ChatGPT can't correctly guess what the author's intent was, because that information is not contained in the code (exception: if the code includes a comment explaining the intent).

> purely functional transformation of the code, adding zero information

I mean, a human brain is arguably also a purely functional transformation adding zero information.

It's not. The diff, which is the sole input to GPT-3 here, does not carry the causal context - that is, why the change was made. Nor does it carry the broader understanding necessary to summarize the what succinctly and accurately - things like high-level design terms that mostly exist on diagrams or in issue trackers, but not in the code itself. By adding those details in a commit message, the author can add extra information.

And yes, technically they could do it in comments, which would allow GPT-3 to process it. Except, I think it's highly unlikely for a coder using ChatGPT to write commit messages for them to actually author useful comments on their own. If they write any at all, they'll probably use ChatGPT (or Copilot) for that too.
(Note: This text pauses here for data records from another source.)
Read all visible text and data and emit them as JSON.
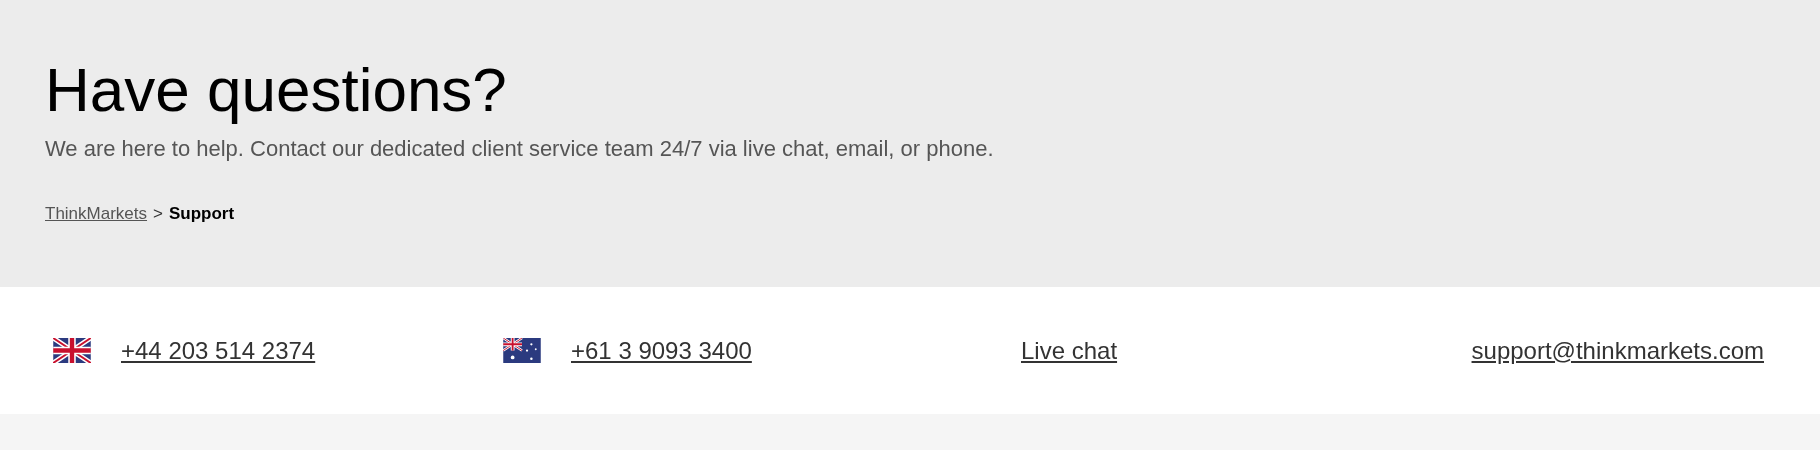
{
  "hero": {
    "title": "Have questions?",
    "subtitle": "We are here to help. Contact our dedicated client service team 24/7 via live chat, email, or phone."
  },
  "breadcrumb": [
    {
      "label": "ThinkMarkets",
      "selected": false
    },
    {
      "label": ">",
      "kind": "separator"
    },
    {
      "label": "Support",
      "selected": true
    }
  ],
  "contacts": [
    {
      "kind": "phone_gb",
      "label": "+44 203 514 2374"
    },
    {
      "kind": "phone_au",
      "label": "+61 3 9093 3400"
    },
    {
      "kind": "link",
      "label": "Live chat"
    },
    {
      "kind": "link",
      "label": "support@thinkmarkets.com"
    }
  ]
}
We could give the model access to JIRA, confluence, meeting transcripts etc. so that it has all the same contextual information as the developers.
You know what? You do that. I'm gonna start a SaaS business providing AI generators for code, commit messages and documentation. Models that take into account all the context to deliver more accurate, better results. All I need is a live feed from your JIRA, Confluence, Teams/Slack, Zoom, Exchange, SharePoint or whatever alternatives you use. This will guarantee you the biggest bang for your buck!

Elsewhere in this thread someone was wondering if sending a change diff to a fly-by-night third party SaaS could be leaking company IP. They were thinking too small.

But cynicism aside - giving the model access to all that contextual info would definitely increase the chances it would generate useful commit summaries. It would also increase chances it would generate much more convincing bullshit, full of just the right phrases to confuse your programmers, PMs and architects alike.

Even better: let GPT write the JIRA tickets and Confluence pages, and speak for me in meetings.
I guess they could feed all of the team's Slack history into GPT as well and it would then have the context?
It could even continue filling Slack.
Though in this case, it has more and better quality context (i.e. input), like requirements or anything else that isn't in the model's training set.